Pursuant to the requirements of the Securities Exchange Act of 1934, the registrant has duly caused this report to be signed on its behalf by the undersigned, thereunto duly authorized.

 

  CytoMed Therapeutics Limited
   
Date: June 3, 2026 By: /s/ CHOO Chee Kong
  Name: CHOO Chee Kong
  Title: Chairman and Director

 

 

FAQ

What quorum was achieved at CytoMed Therapeutics (GDTC) 2026 AGM?

CytoMed achieved a 60.01% quorum at its 2026 AGM. Holders of 7,162,501 ordinary shares were present in person or by proxy, representing approximately 60.01% of the company’s issued and outstanding ordinary shares as of the May 19, 2026 record date.

Were all CytoMed Therapeutics (GDTC) 2026 AGM proposals approved?

Yes, all ten proposals at CytoMed’s 2026 AGM were approved. Shareholders backed the 2025 financial statements, director re-elections, waiver related to the Singapore Code on Take-overs and Mergers, auditor appointments, directors’ fees, adjournment authority, and share issuance authorization.

Which directors were re-elected at CytoMed Therapeutics (GDTC) 2026 AGM?

Shareholders re-elected Dr. Yew Chak Hua and Dr. Toh Keng Kiat. Both directors retired by rotation under Regulation 117 of the company’s Constitution and, being eligible, offered themselves for re-election and were approved by ordinary resolutions.

What directors’ fees did CytoMed Therapeutics (GDTC) shareholders approve for 2026?

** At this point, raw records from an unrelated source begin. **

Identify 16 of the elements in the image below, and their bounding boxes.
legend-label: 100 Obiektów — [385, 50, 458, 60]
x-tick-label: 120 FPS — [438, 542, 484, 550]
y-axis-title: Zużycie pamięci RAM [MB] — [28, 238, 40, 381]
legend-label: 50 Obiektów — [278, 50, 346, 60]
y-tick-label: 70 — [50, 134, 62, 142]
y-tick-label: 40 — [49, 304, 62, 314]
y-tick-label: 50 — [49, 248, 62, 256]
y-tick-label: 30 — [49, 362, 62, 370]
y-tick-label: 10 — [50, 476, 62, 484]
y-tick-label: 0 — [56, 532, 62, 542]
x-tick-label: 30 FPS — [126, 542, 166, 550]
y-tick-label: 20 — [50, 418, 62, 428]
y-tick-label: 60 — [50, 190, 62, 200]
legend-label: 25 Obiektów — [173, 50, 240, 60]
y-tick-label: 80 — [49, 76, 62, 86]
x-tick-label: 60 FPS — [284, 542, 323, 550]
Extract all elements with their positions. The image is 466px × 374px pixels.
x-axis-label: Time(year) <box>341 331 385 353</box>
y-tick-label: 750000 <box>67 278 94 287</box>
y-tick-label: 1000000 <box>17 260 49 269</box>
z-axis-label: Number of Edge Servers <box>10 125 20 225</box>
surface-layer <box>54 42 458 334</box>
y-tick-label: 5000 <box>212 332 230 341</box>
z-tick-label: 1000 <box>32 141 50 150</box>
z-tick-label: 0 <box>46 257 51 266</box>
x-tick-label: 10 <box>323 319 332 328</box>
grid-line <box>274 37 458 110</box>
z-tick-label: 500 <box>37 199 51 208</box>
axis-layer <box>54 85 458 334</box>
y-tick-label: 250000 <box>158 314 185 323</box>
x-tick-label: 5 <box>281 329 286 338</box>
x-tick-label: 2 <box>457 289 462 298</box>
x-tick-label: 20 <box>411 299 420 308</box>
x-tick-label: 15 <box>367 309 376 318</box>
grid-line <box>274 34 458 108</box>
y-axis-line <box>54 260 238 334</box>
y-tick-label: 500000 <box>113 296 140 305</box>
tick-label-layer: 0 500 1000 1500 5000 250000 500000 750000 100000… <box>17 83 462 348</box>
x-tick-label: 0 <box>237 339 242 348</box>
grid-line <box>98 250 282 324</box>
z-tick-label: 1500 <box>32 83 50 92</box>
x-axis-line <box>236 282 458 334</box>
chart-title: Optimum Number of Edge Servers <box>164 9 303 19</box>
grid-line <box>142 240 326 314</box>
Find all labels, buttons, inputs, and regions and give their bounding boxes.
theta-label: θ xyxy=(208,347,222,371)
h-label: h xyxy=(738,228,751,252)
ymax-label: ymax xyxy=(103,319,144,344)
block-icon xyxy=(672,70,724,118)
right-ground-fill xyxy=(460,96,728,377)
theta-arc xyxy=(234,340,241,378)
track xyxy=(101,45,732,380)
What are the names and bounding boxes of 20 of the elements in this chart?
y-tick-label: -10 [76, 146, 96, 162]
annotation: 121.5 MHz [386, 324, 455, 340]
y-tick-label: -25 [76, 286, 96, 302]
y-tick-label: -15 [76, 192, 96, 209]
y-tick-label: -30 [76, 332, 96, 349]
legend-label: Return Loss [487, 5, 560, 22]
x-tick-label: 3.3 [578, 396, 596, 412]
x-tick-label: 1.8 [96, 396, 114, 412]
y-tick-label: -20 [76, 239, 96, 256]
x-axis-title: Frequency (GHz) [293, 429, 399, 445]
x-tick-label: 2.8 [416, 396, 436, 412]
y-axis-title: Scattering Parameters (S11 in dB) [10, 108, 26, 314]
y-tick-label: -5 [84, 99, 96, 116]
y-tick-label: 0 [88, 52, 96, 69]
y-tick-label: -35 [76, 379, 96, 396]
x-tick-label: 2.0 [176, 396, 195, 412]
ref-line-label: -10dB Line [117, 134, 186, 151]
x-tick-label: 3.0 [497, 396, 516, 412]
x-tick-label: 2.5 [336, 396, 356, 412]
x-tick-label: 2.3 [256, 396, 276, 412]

Shareholders approved directors’ fees of US$70,000 for 2026. Proposal Eight, an ordinary resolution, authorized payment of directors’ fees of US$70,000 for the financial year ending December 31, 2026, receiving substantially more votes for than against.

Which auditors did CytoMed Therapeutics (GDTC) ratify for the 2026 financial year?

Shareholders ratified WWC, P.C. and KE Trust PAC as 2026 auditors. Two separate ordinary resolutions approved WWC, P.C. and KE Trust PAC as independent registered public accounting firms, with directors empowered to fix their remuneration at their discretion.

Did CytoMed Therapeutics (GDTC) authorize new share issuance at the 2026 AGM?

Yes, shareholders authorized directors to issue ordinary shares. Proposal Ten passed as an ordinary resolution, empowering directors to issue shares and grant related options until the next annual general meeting or the legally required date for holding that meeting.